The officer pushed the second letter across the table. “I keep reading it, trying to make sense of the words.”

It was from Cameron, the senior keeper who always showed the most enthusiasm when flogging his fellow prisoners-a four-page letter addressed to D. Camshron, care of a priest in Strontian. It began Dear Doilidh, and what followed was a rambling narrative of the voyage, boasting of riches to come in the New World, then speaking of Evering’s death. We know why men get fetched in the night. The darker the secret a man hides, the quicker he kills. Woolford pointed to the closing passage, which read like a cryptic verse. Three times up for your new one, three times deiseal kirkside, it said, hot coal behind. Three times over flame, salt against sins. Three times over iron so the devils gnaw their own bones.

“He speaks of salt, of devils and bones,” Woolford observed. “Black arts. And Cameron was in the colonies before.”

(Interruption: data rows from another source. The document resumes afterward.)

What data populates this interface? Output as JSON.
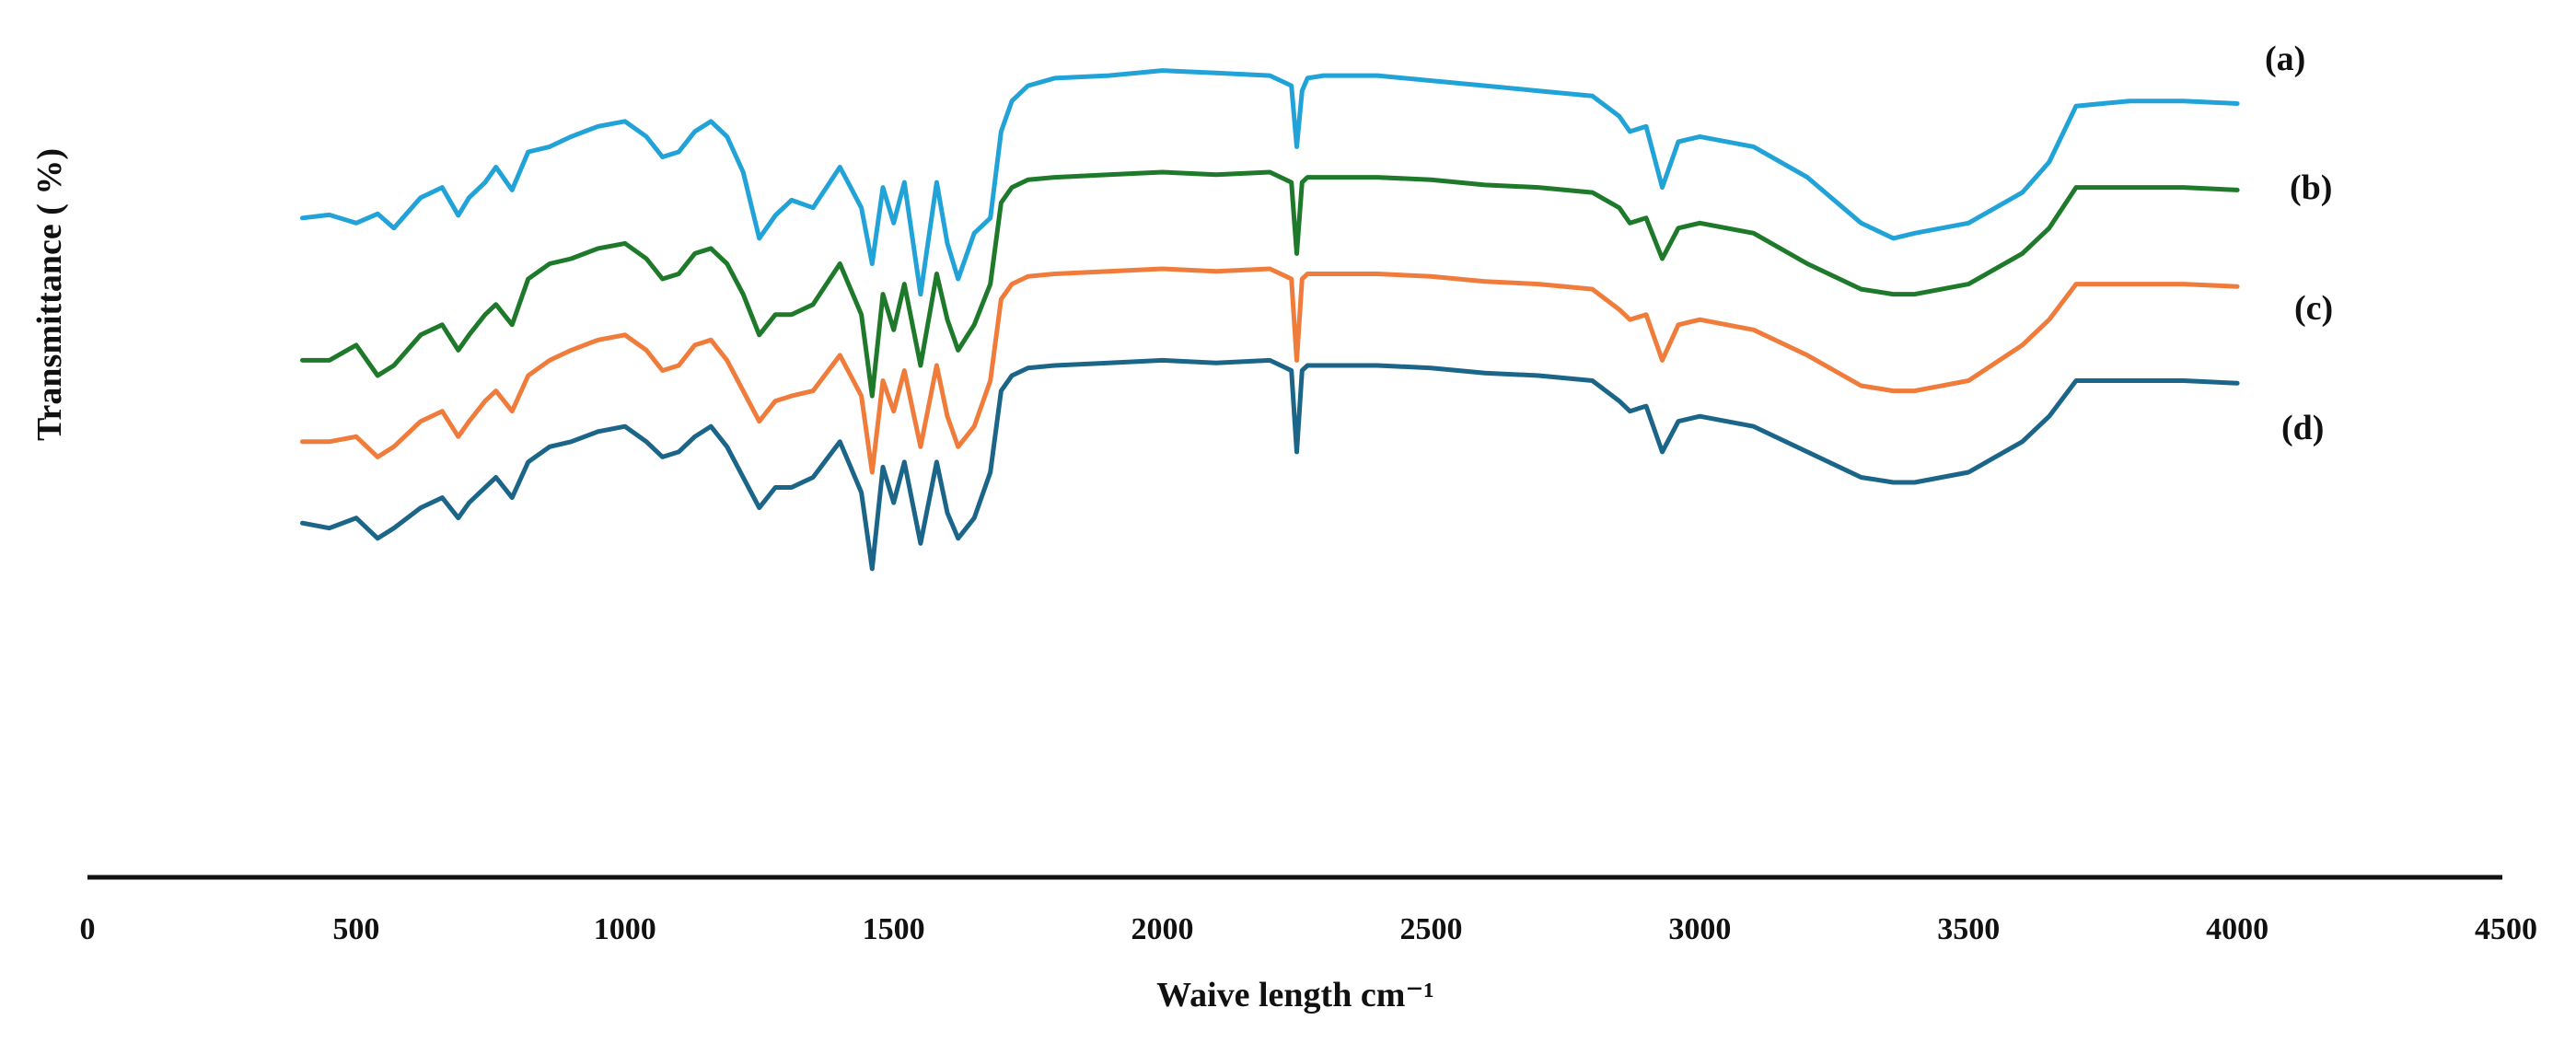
{
  "chart_data": {
    "type": "line",
    "xlabel": "Waive length cm⁻¹",
    "ylabel": "Transmittance ( %)",
    "xlim": [
      0,
      4500
    ],
    "x_ticks": [
      0,
      500,
      1000,
      1500,
      2000,
      2500,
      3000,
      3500,
      4000,
      4500
    ],
    "y_ticks_shown": false,
    "grid": false,
    "legend": "inline labels at right end of each trace",
    "series": [
      {
        "name": "(a)",
        "color": "#22A3D8",
        "x": [
          400,
          450,
          500,
          540,
          570,
          620,
          660,
          690,
          710,
          740,
          760,
          790,
          820,
          860,
          900,
          950,
          1000,
          1040,
          1070,
          1100,
          1130,
          1160,
          1190,
          1220,
          1250,
          1280,
          1310,
          1350,
          1400,
          1420,
          1440,
          1460,
          1480,
          1500,
          1520,
          1550,
          1580,
          1600,
          1620,
          1650,
          1680,
          1700,
          1720,
          1750,
          1800,
          1900,
          2000,
          2100,
          2200,
          2240,
          2250,
          2260,
          2270,
          2300,
          2400,
          2500,
          2600,
          2700,
          2800,
          2850,
          2870,
          2900,
          2930,
          2960,
          3000,
          3100,
          3200,
          3300,
          3360,
          3400,
          3500,
          3600,
          3650,
          3700,
          3800,
          3900,
          4000
        ],
        "y": [
          3,
          3.6,
          2,
          3.8,
          1,
          7,
          9,
          3.5,
          7,
          10,
          13,
          8.5,
          16,
          17,
          19,
          21,
          22,
          19,
          15,
          16,
          20,
          22,
          19,
          12,
          -1,
          3.5,
          6.5,
          5,
          13,
          9,
          5,
          -6,
          9,
          2,
          10,
          -12,
          10,
          -2,
          -9,
          0,
          3,
          20,
          26,
          29,
          30.5,
          31,
          32,
          31.5,
          31,
          29,
          17,
          28,
          30.5,
          31,
          31,
          30,
          29,
          28,
          27,
          23,
          20,
          21,
          9,
          18,
          19,
          17,
          11,
          2,
          -1,
          0,
          2,
          8,
          14,
          25,
          26,
          26,
          25.5
        ]
      },
      {
        "name": "(b)",
        "color": "#1E7A2A",
        "x": [
          400,
          450,
          500,
          540,
          570,
          620,
          660,
          690,
          710,
          740,
          760,
          790,
          820,
          860,
          900,
          950,
          1000,
          1040,
          1070,
          1100,
          1130,
          1160,
          1190,
          1220,
          1250,
          1280,
          1310,
          1350,
          1400,
          1420,
          1440,
          1460,
          1480,
          1500,
          1520,
          1550,
          1580,
          1600,
          1620,
          1650,
          1680,
          1700,
          1720,
          1750,
          1800,
          1900,
          2000,
          2100,
          2200,
          2240,
          2250,
          2260,
          2270,
          2300,
          2400,
          2500,
          2600,
          2700,
          2800,
          2850,
          2870,
          2900,
          2930,
          2960,
          3000,
          3100,
          3200,
          3300,
          3360,
          3400,
          3500,
          3600,
          3650,
          3700,
          3800,
          3900,
          4000
        ],
        "y": [
          -25,
          -25,
          -22,
          -28,
          -26,
          -20,
          -18,
          -23,
          -20,
          -16,
          -14,
          -18,
          -9,
          -6,
          -5,
          -3,
          -2,
          -5,
          -9,
          -8,
          -4,
          -3,
          -6,
          -12,
          -20,
          -16,
          -16,
          -14,
          -6,
          -11,
          -16,
          -32,
          -12,
          -19,
          -10,
          -26,
          -8,
          -17,
          -23,
          -18,
          -10,
          6,
          9,
          10.5,
          11,
          11.5,
          12,
          11.5,
          12,
          10,
          -4,
          10,
          11,
          11,
          11,
          10.5,
          9.5,
          9,
          8,
          5,
          2,
          3,
          -5,
          1,
          2,
          0,
          -6,
          -11,
          -12,
          -12,
          -10,
          -4,
          1,
          9,
          9,
          9,
          8.5
        ]
      },
      {
        "name": "(c)",
        "color": "#F07C3C",
        "x": [
          400,
          450,
          500,
          540,
          570,
          620,
          660,
          690,
          710,
          740,
          760,
          790,
          820,
          860,
          900,
          950,
          1000,
          1040,
          1070,
          1100,
          1130,
          1160,
          1190,
          1220,
          1250,
          1280,
          1310,
          1350,
          1400,
          1420,
          1440,
          1460,
          1480,
          1500,
          1520,
          1550,
          1580,
          1600,
          1620,
          1650,
          1680,
          1700,
          1720,
          1750,
          1800,
          1900,
          2000,
          2100,
          2200,
          2240,
          2250,
          2260,
          2270,
          2300,
          2400,
          2500,
          2600,
          2700,
          2800,
          2850,
          2870,
          2900,
          2930,
          2960,
          3000,
          3100,
          3200,
          3300,
          3360,
          3400,
          3500,
          3600,
          3650,
          3700,
          3800,
          3900,
          4000
        ],
        "y": [
          -41,
          -41,
          -40,
          -44,
          -42,
          -37,
          -35,
          -40,
          -37,
          -33,
          -31,
          -35,
          -28,
          -25,
          -23,
          -21,
          -20,
          -23,
          -27,
          -26,
          -22,
          -21,
          -25,
          -31,
          -37,
          -33,
          -32,
          -31,
          -24,
          -28,
          -32,
          -47,
          -29,
          -35,
          -27,
          -42,
          -26,
          -36,
          -42,
          -38,
          -29,
          -13,
          -10,
          -8.5,
          -8,
          -7.5,
          -7,
          -7.5,
          -7,
          -9,
          -25,
          -9,
          -8,
          -8,
          -8,
          -8.5,
          -9.5,
          -10,
          -11,
          -15,
          -17,
          -16,
          -25,
          -18,
          -17,
          -19,
          -24,
          -30,
          -31,
          -31,
          -29,
          -22,
          -17,
          -10,
          -10,
          -10,
          -10.5
        ]
      },
      {
        "name": "(d)",
        "color": "#1B6688",
        "x": [
          400,
          450,
          500,
          540,
          570,
          620,
          660,
          690,
          710,
          740,
          760,
          790,
          820,
          860,
          900,
          950,
          1000,
          1040,
          1070,
          1100,
          1130,
          1160,
          1190,
          1220,
          1250,
          1280,
          1310,
          1350,
          1400,
          1420,
          1440,
          1460,
          1480,
          1500,
          1520,
          1550,
          1580,
          1600,
          1620,
          1650,
          1680,
          1700,
          1720,
          1750,
          1800,
          1900,
          2000,
          2100,
          2200,
          2240,
          2250,
          2260,
          2270,
          2300,
          2400,
          2500,
          2600,
          2700,
          2800,
          2850,
          2870,
          2900,
          2930,
          2960,
          3000,
          3100,
          3200,
          3300,
          3360,
          3400,
          3500,
          3600,
          3650,
          3700,
          3800,
          3900,
          4000
        ],
        "y": [
          -57,
          -58,
          -56,
          -60,
          -58,
          -54,
          -52,
          -56,
          -53,
          -50,
          -48,
          -52,
          -45,
          -42,
          -41,
          -39,
          -38,
          -41,
          -44,
          -43,
          -40,
          -38,
          -42,
          -48,
          -54,
          -50,
          -50,
          -48,
          -41,
          -46,
          -51,
          -66,
          -46,
          -53,
          -45,
          -61,
          -45,
          -55,
          -60,
          -56,
          -47,
          -31,
          -28,
          -26.5,
          -26,
          -25.5,
          -25,
          -25.5,
          -25,
          -27,
          -43,
          -27,
          -26,
          -26,
          -26,
          -26.5,
          -27.5,
          -28,
          -29,
          -33,
          -35,
          -34,
          -43,
          -37,
          -36,
          -38,
          -43,
          -48,
          -49,
          -49,
          -47,
          -41,
          -36,
          -29,
          -29,
          -29,
          -29.5
        ]
      }
    ]
  }
}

Duncan read the words again and glanced at each man’s face. Each seemed to be nominating his own candidate for the noose. “Surely only a letter to a loved one.”

“You can’t know that.”

But Duncan did know, without a doubt. Lister was not the only one hiding something about his family. Doilidh was the Gaelic form of Dolly, just as the English translation for Camshron was Cameron. The words were about a newborn, but could only be understood by one from the Highlands. Deiseal meant sunwise in the old tongue-walking from east to west. A new mother on the first outing with her child was supposed to carry the baby up three steps to assure prosperity, then walk three times sunwise or clockwise around the kirk, the church, to avoid begin trapped by the spirits who craved newborns, tossing a hot coal behind to assure they were not following her. Passing the baby three times over flames was an old charm to protect a newborn, as was touching salt to a newborn’s mouth. And a secret, second baptism at the smithy’s forge, passing the infant over the iron anvil, was frowned on by the church but was a tradition steeped in time, from long before priests arrived in Scotland. It would deny the devils a chance to eat the newborn, making them chew their own bones instead. Cameron had left a pregnant woman, a wife or perhaps a sister, and wanted to be sure the offspring was blessed in all the traditions of the Highlands.

Duncan eyed Woolford uncertainly. “I don’t know that,” he replied, then froze as terrible realization swept over him. He glanced at his companions again. Had they made the connection? Cameron spoke of a man fetched in the night. Frasier spoke of what the Company brought from Edinburgh. Arnold and Woolford had made but one trip to Edinburgh, to bring Duncan. And they had brought him onto the ship in the night.

“Nothing here explains what happened in the compass room,” he observed, fighting to keep his voice level.

“Evering himself made the ritual,” Arnold proclaimed. “He placed his own buckle there, stole into the gallery for salt and blood and the heart, even that horrible eye, which the cook says came from a shark they had boarded the day before. The claw must be from one of his own collections.”